On another snowy night I talked Willie and another nurse, Tracy, who was riding with us at that time, in to working a double shift rather than try to make it home. Other staff was not able to get in to work. Tracy was our charge nurse who said, “I will stay if you will be in charge and I will do patient care.” I know there has never been a patient in any hospital get as much fresh water as our patients got that night. Every time I went down the hall and met Willie she was taking fresh water to the patients and trying to stay awake. Each time I met her she would say, “Dru, I am going to kill you for talking me into this.” I would just laugh at her.

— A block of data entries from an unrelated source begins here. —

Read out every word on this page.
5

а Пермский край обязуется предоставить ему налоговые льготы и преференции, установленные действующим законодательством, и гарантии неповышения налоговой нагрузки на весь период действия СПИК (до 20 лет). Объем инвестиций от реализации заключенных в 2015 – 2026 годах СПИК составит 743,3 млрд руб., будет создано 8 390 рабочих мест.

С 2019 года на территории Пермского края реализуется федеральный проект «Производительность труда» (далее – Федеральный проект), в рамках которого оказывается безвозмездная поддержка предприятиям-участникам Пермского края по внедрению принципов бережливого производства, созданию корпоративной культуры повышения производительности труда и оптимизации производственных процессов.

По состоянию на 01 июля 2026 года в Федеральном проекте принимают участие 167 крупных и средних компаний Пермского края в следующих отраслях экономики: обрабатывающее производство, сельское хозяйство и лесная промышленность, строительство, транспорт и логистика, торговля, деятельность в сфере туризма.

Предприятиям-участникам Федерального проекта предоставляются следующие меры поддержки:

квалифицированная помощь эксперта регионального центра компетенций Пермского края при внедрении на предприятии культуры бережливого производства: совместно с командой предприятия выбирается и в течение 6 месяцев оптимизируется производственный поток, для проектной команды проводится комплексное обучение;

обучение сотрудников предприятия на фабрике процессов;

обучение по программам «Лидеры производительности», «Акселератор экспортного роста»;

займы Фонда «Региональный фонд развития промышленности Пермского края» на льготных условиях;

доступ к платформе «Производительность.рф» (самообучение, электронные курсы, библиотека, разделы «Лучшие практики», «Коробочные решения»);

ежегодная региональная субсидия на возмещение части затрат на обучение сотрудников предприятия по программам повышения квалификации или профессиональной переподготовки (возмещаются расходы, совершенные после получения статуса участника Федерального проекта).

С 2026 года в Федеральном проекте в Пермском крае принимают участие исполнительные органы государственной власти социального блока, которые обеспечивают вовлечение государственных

Most of the time when it started to snow or was icy the hospital would send someone from maintenance to Greenwood to pick us up. The only problem was they would take all the staff that lived in Fort Smith home first which meant that we wouldn’t get home until two or three in the morning. One snowy night we were sitting in the emergency room waiting when I saw some someone from McConnell Funeral Home who was up there to pick up a body. I asked if we could ride home with him. He told us we could. Those waiting in the emergency room thought I was a little off my rocker, but we got home before three o’clock in the morning. Tracy lived in Greenwood West and I am sure if there were any neighbors up at that time there was a little excitement seeing that vehicle in that neighborhood at that time of the morning. Willie and I had a lot of excitement in the twenty plus years of driving home after midnight. I miss that.